Ministerpräsident Edmund Stoiber erklärte am 28. Februar, er habe seine Kritik an der Initiative des Bundeskanzlers Gerhard Schröder, SPD, zur Anwerbung ausländischer Experten bekräftigt. Er bleibe dabei, so Stoiber, dass der Vorstoß eine Bankrotterklärung für Schröder sei. Das sagte Stoiber am Montag in München und fügte hinzu, der Bundeskanzler habe es versäumt, sich rechtzeitig um die Entwicklung der Kommunikations- und Informationsbranche zu kümmern.
Nach 16 Jahren Regierungsverantwortung im Bund und jahrzehntelanger Alleinregierung im Land ist es eine Unverschämtheit, einem Kanzler, der gerade 17 Monate im Amt ist, hier Versäumnisse vorzuwerfen.

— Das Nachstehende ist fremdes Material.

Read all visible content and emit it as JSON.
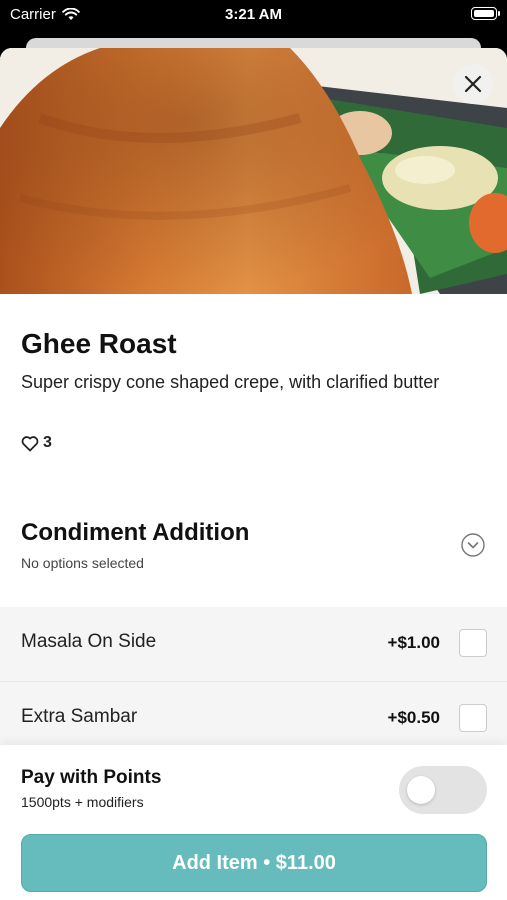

Wenn Sie immer wieder die angebliche Technikfeindlichkeit von Rot-Grün hervorheben, so müssen Sie sich eigentlich sagen lassen, dass im Bundeskanzleramt bis zum Regierungswechsel die Kommunikation mit Rohrpost vor sich ging, keineswegs mit E-Mail. Das zeigt eigentlich schon alles.
Meine Damen und Herren, wir haben Verständnis dafür, dass Sie der Vorschlag des Bundeskanzlers auf dem falschen Fuß erwischt hat. Zuerst hat sich Herr Beckstein geäußert. Es ist klar: Er äußert sich in diesen Fragen immer zuerst. Dann kam Stoiber. Beide zeigten strikte Ablehnung. Herr Huber sagte im Gegensatz dazu, der Vorschlag sei diskussionswürdig. Frau Stamm sagt, die bestehenden Vorschriften reichten aus. Die wirtschaftspolitische Sprecherin der Landesgruppe der CSU im
Bundestag, Frau Wöhrl, erklärte, es handle sich um eine Scheinlösung, die Symptome, aber nicht die Krankheit kuriere. Michael Glos beklagt den übergroßen Apparat der Bundesanstalt für Arbeit und sieht ein Versagen in der Bildungspolitik, für die die Länder zuständig sind.
Nur einer schweigt. Das ist der Wirtschaftsminister. Er hat gut daran getan, zu dem Vorschlag des Bundeskanzlers zunächst einmal zu schweigen.
Aber gefährlich wird es, meine Damen und Herren, liebe Kolleginnen und Kollegen, wenn im Wahlkampf in Nordrhein-Westfalen der dortige Spitzenkandidat von Ihnen unwidersprochen erklärt: Kinder statt Inder an die Computer!
Sie müssen aber aufpassen, meine Damen und Herren von der CSU. Professor Hensler hat am 17. Juni 1998 auf dem Hightech-Kongress ein Gutachten der Bayern über die IT-Industrie vorgestellt. Er schildert die Situation in Bayern bis auf zwei Punkte sehr positiv. Doch auf Seite 16 heißt es – ich zitiere wörtlich; das war bereits vor zwei Jahren –: „Bayern wird als nicht fremdenfreundlich wahrgenommen.“ Diesen schlechten Ruf haben Sie seither leider voll gerechtfertigt. Stoiber ist der „Spiritus Rector“ der Unterschriftenaktion in Hessen. Er hat auch die Koalitionsempfehlung zugunsten Haiders abgegeben.
Meine Damen und Herren, nehmen Sie diese Debatte um die ausländischen Experten zum Anlass, Ihre rückwärts gewandte ideologische Haltung in der Ausländerpolitik hinter sich zu lassen. Wir brauchen in unserem Lande mehr Internationalität statt eine Abschottungspolitik.
Die SPD-Fraktion begrüßt den Vorschlag des Bundeskanzlers und unterstützt seine hervorragende Politik, von der auch Bayern profitiert.